Через полчаса о награждении Губенко знал весь аэродром. В воздухе, безграничной лазурной дали, Антон выдержку свою все-таки потерял и пилотировал в этот день, пожалуй, больше, чем в самые озорные дни в начале своей летной карьеры. Он выписывал самолетом по небу весьма замысловатые фигуры, выражая неудержимое чувство радости. Сестра писала Антону:
«Твой орден — это не только твоя, но и моя радость, носи его с честью, оправдай будущей работой. Я знаю — ты настойчив, упрям».
Дом Губенко наполнился шумом, людьми, поздравлениями. Ему слали телеграммы, письма, запросы — тот ли это Губенко? Приезжали, заходили.
Поздравляли отовсюду. Из Качи, родного села, любимого Дальнего Востока — родные, друзья, стойкие единомышленники, безгранично поверившие в летный талант Антона, и те, кто никогда не понимал его мятежной и ищущей души.
...Уезжали днем. Предстоял долгий путь до Алма-Аты, а затем, покинув уютные вагоны пассажирского поезда, всем им, «искателям нелегких приключений», предстояло лететь на военных самолетах до первого китайского городка. Путь лежал в город Ханькоу.
На вокзале собралось много народу, и среди быстро движущейся толпы понять, кто уезжает, кто провожает, было делом сложным. Весь перрон будто хитроумным узором плели тихие пары, шумноголосые группы, митинговые толпы. Люди прощались. Напряженно смеялись, подавляя грусть, вздыхали, держались друг за друга, с невыразимой тоской, где-то на самом пределе, преданно, без утайки смотрели в глаза.

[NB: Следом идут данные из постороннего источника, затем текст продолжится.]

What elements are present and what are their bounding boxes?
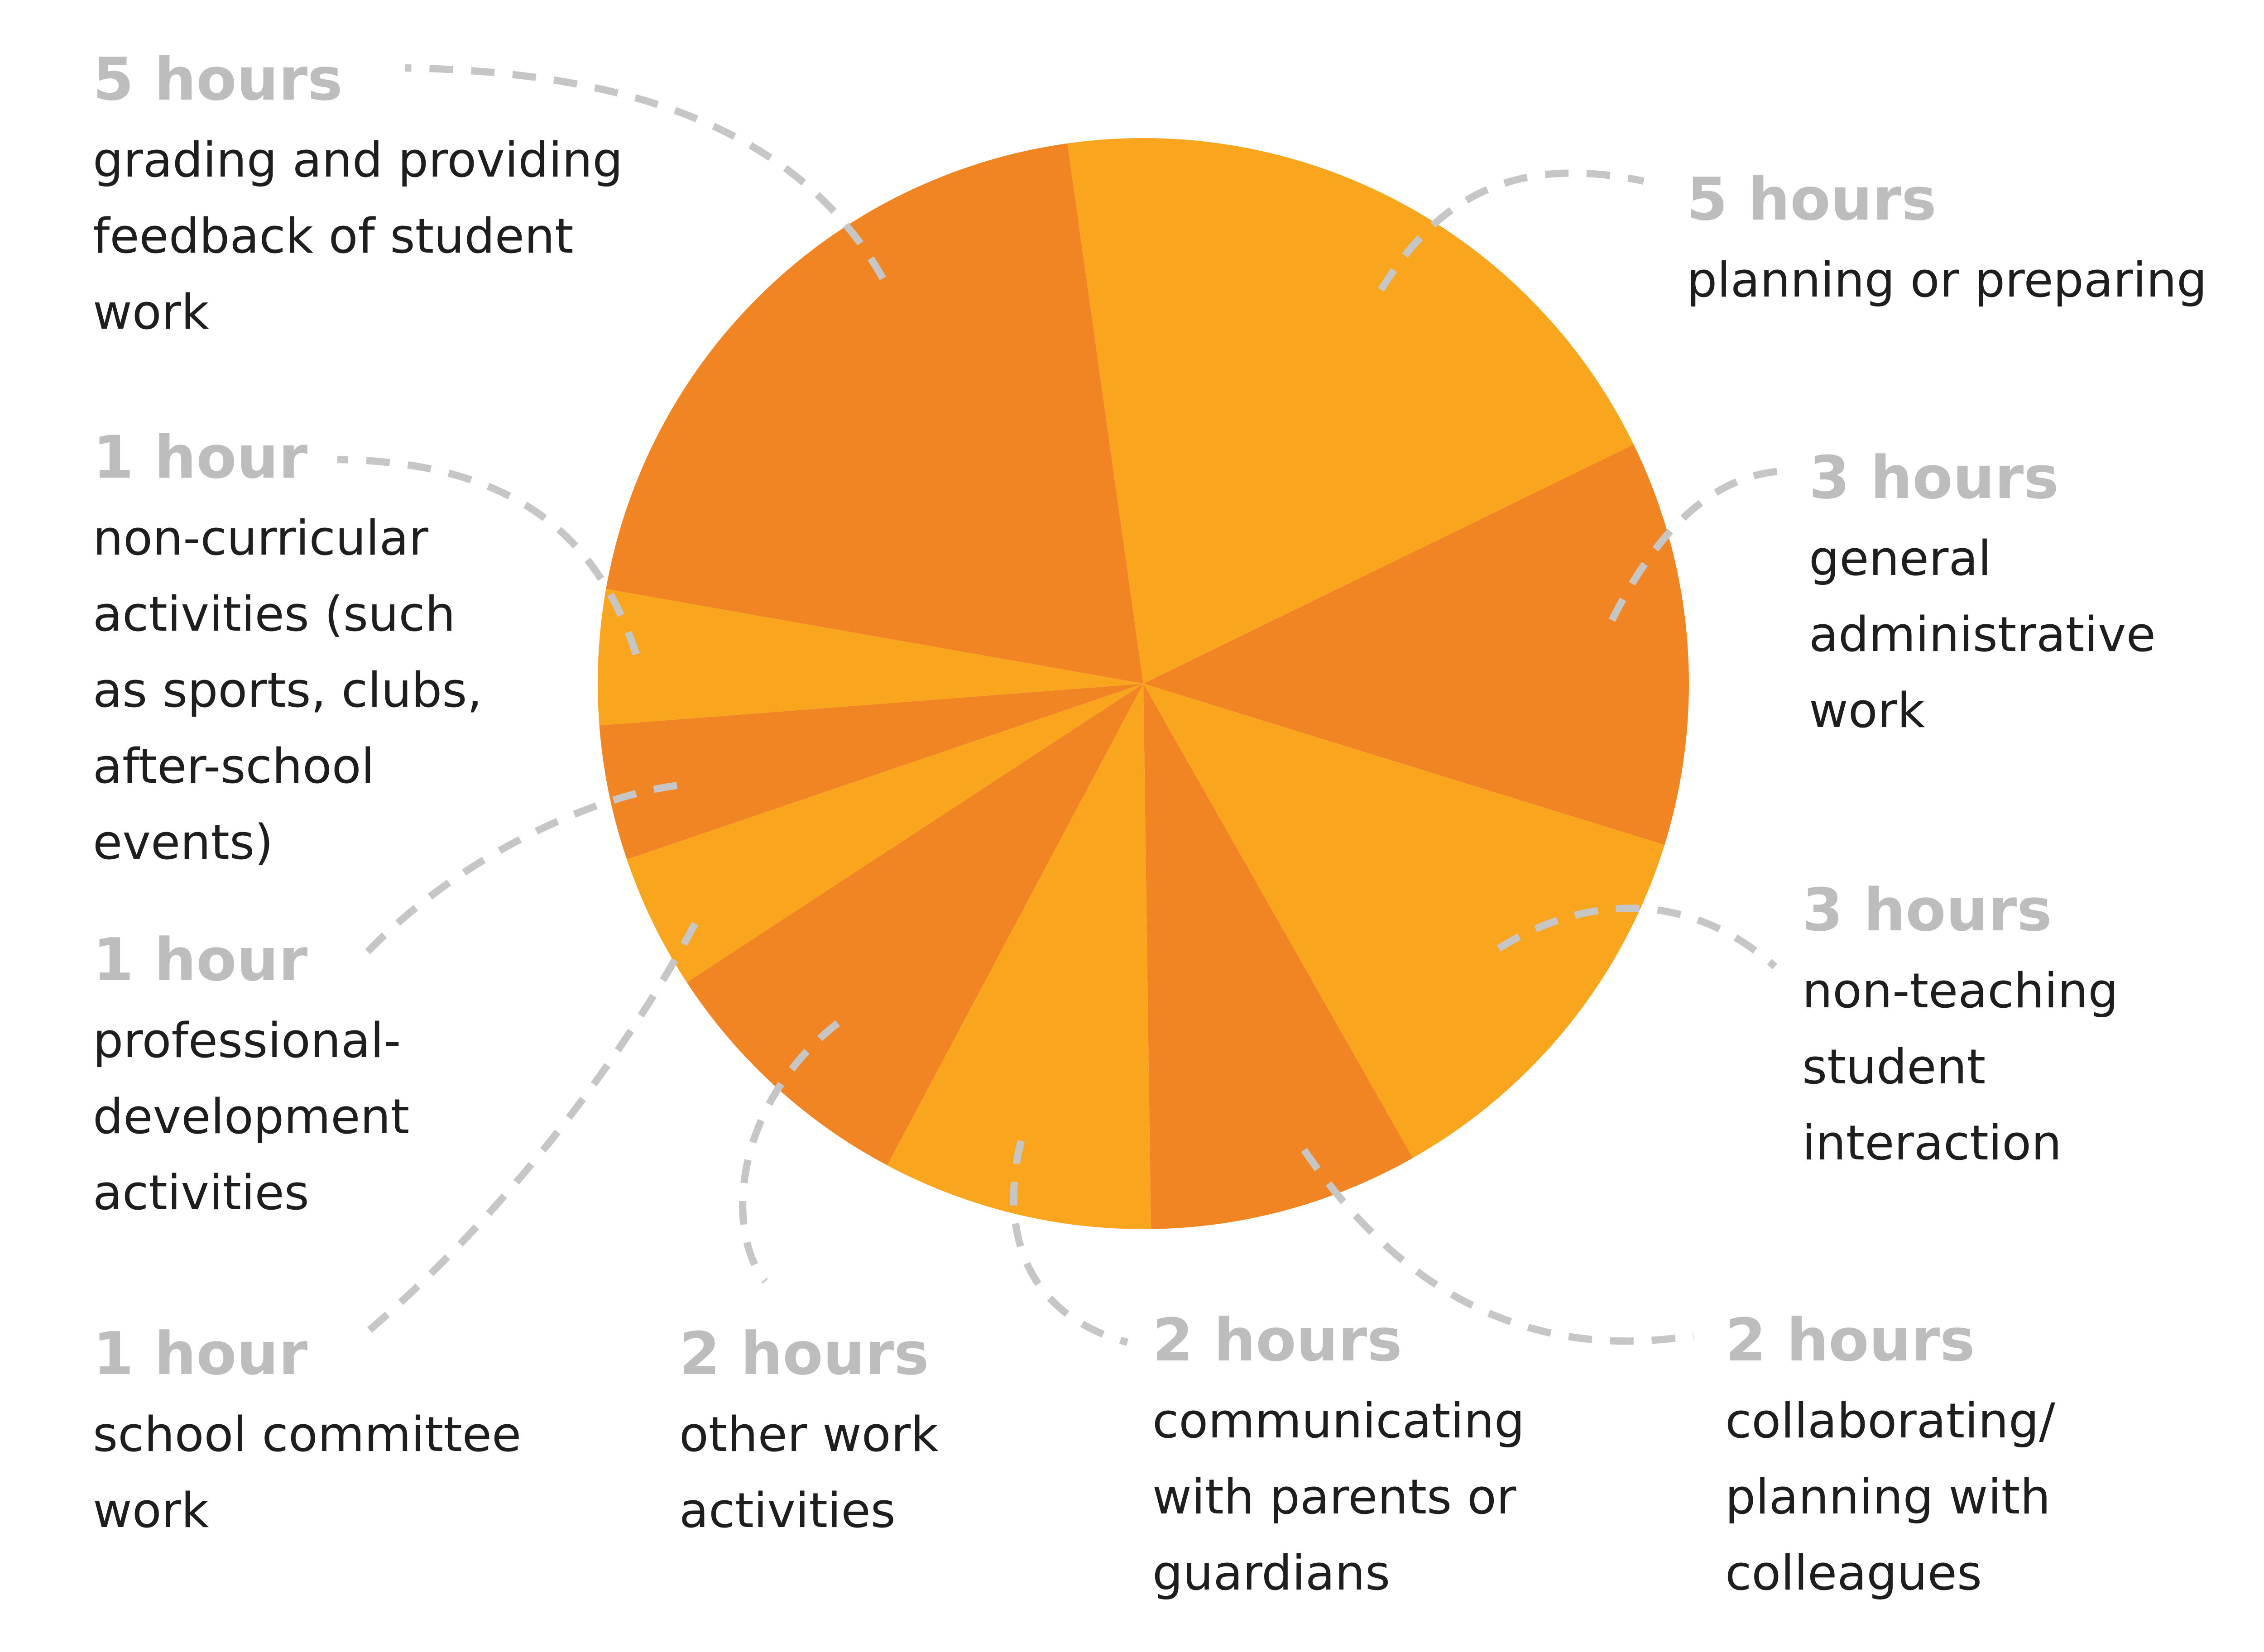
slice-description-line: school committee bbox=[93, 1407, 521, 1462]
slice-description-line: work bbox=[93, 1483, 209, 1538]
slice-description-line: grading and providing bbox=[93, 132, 623, 188]
slice-hours-label: 1 hour bbox=[93, 925, 307, 994]
slice-description-line: activities (such bbox=[93, 586, 456, 642]
slice-hours-label: 3 hours bbox=[1809, 443, 2059, 512]
slice-description-line: planning or preparing bbox=[1687, 252, 2207, 308]
slice-description-line: activities bbox=[679, 1483, 896, 1538]
leader-line bbox=[360, 782, 678, 960]
leader-lines bbox=[337, 64, 1784, 1346]
leader-line bbox=[1497, 905, 1778, 969]
slice-description-line: professional- bbox=[93, 1013, 401, 1068]
leader-line bbox=[337, 456, 640, 656]
slice-description-line: non-curricular bbox=[93, 510, 429, 566]
slice-description-line: development bbox=[93, 1089, 409, 1144]
slice-label: 3 hours non-teaching student interaction bbox=[1802, 876, 2119, 1171]
leader-line bbox=[1301, 1148, 1694, 1345]
slice-description-line: guardians bbox=[1152, 1545, 1390, 1601]
pie-slice bbox=[627, 684, 1143, 982]
pie-slice bbox=[1143, 684, 1413, 1229]
slice-labels: 5 hours planning or preparing 3 hours gener… bbox=[93, 45, 2207, 1601]
slice-label: 5 hours planning or preparing bbox=[1687, 165, 2207, 308]
slice-description-line: work bbox=[93, 284, 209, 340]
leader-line bbox=[405, 64, 886, 280]
slice-description-line: other work bbox=[679, 1407, 939, 1462]
slice-description-line: colleagues bbox=[1725, 1545, 1982, 1601]
slice-label: 2 hours collaborating/planning with collea… bbox=[1725, 1306, 2055, 1601]
pie-slice bbox=[686, 684, 1143, 1165]
slice-hours-label: 1 hour bbox=[93, 423, 307, 492]
slice-hours-label: 3 hours bbox=[1802, 876, 2052, 944]
slice-hours-label: 1 hour bbox=[93, 1319, 307, 1388]
slice-description-line: after-school bbox=[93, 738, 374, 794]
pie-slice bbox=[1143, 444, 1689, 845]
pie-slice bbox=[1067, 138, 1634, 684]
slice-description-line: with parents or bbox=[1152, 1469, 1516, 1525]
leader-line bbox=[739, 1020, 840, 1284]
pie-slice bbox=[598, 589, 1143, 726]
slice-description-line: feedback of student bbox=[93, 208, 574, 264]
slice-description-line: general bbox=[1809, 531, 1991, 586]
slice-description-line: collaborating/ bbox=[1725, 1393, 2055, 1449]
slice-hours-label: 5 hours bbox=[1687, 165, 1937, 234]
slice-label: 2 hours communicating with parents or guard… bbox=[1152, 1306, 1525, 1601]
slice-description-line: planning with bbox=[1725, 1469, 2051, 1525]
slice-label: 5 hours grading and providing feedback of … bbox=[93, 45, 623, 340]
slice-label: 1 hour professional-development activities bbox=[93, 925, 409, 1221]
slice-description-line: non-teaching bbox=[1802, 963, 2119, 1019]
slice-description-line: administrative bbox=[1809, 607, 2156, 662]
slice-label: 1 hour school committee work bbox=[93, 1319, 521, 1538]
slice-description-line: events) bbox=[93, 814, 273, 870]
leader-line bbox=[1378, 169, 1645, 292]
slice-label: 3 hours general administrative work bbox=[1809, 443, 2156, 738]
slice-description-line: interaction bbox=[1802, 1115, 2062, 1171]
slice-label: 2 hours other work activities bbox=[679, 1319, 939, 1538]
leader-line bbox=[1010, 1140, 1129, 1346]
pie-slice bbox=[606, 143, 1143, 684]
pie-slices bbox=[598, 138, 1689, 1230]
slice-description-line: work bbox=[1809, 683, 1925, 738]
pie-slice bbox=[1143, 684, 1665, 1158]
slice-description-line: as sports, clubs, bbox=[93, 662, 482, 718]
pie-slice bbox=[887, 684, 1151, 1230]
slice-label: 1 hour non-curricular activities (such as s… bbox=[93, 423, 482, 870]
slice-hours-label: 2 hours bbox=[679, 1319, 929, 1388]
slice-hours-label: 5 hours bbox=[93, 45, 343, 114]
slice-hours-label: 2 hours bbox=[1152, 1306, 1402, 1374]
slice-hours-label: 2 hours bbox=[1725, 1306, 1975, 1374]
slice-description-line: activities bbox=[93, 1165, 309, 1221]
slice-description-line: student bbox=[1802, 1039, 1986, 1095]
leader-line bbox=[355, 922, 699, 1343]
pie-slice bbox=[599, 684, 1143, 860]
slice-description-line: communicating bbox=[1152, 1393, 1525, 1449]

В конце перрона, за непробиваемой толщей людей, невидимый грянул оркестр, силясь в единоборстве заглушить висевший в воздухе гомон. И сразу, словно только и требовалось звякнуть литаврам, люди ускоренно и суетливо задвигались, женщины бросились в объятия, непреклонно солидные мужчины в военной форме отступили от входов в вагоны.
Женщины плакали, статные мужчины в диагоналевых костюмах деланно улыбались; весеннее солнце шпарило на всю мартовскую мощь, золотило окна вагонов, заливало людей ярким, слепящим светом, крыши домов делало мокрыми, а тротуары неровными, изрезанными витиеватыми дорожками юрких ручьев.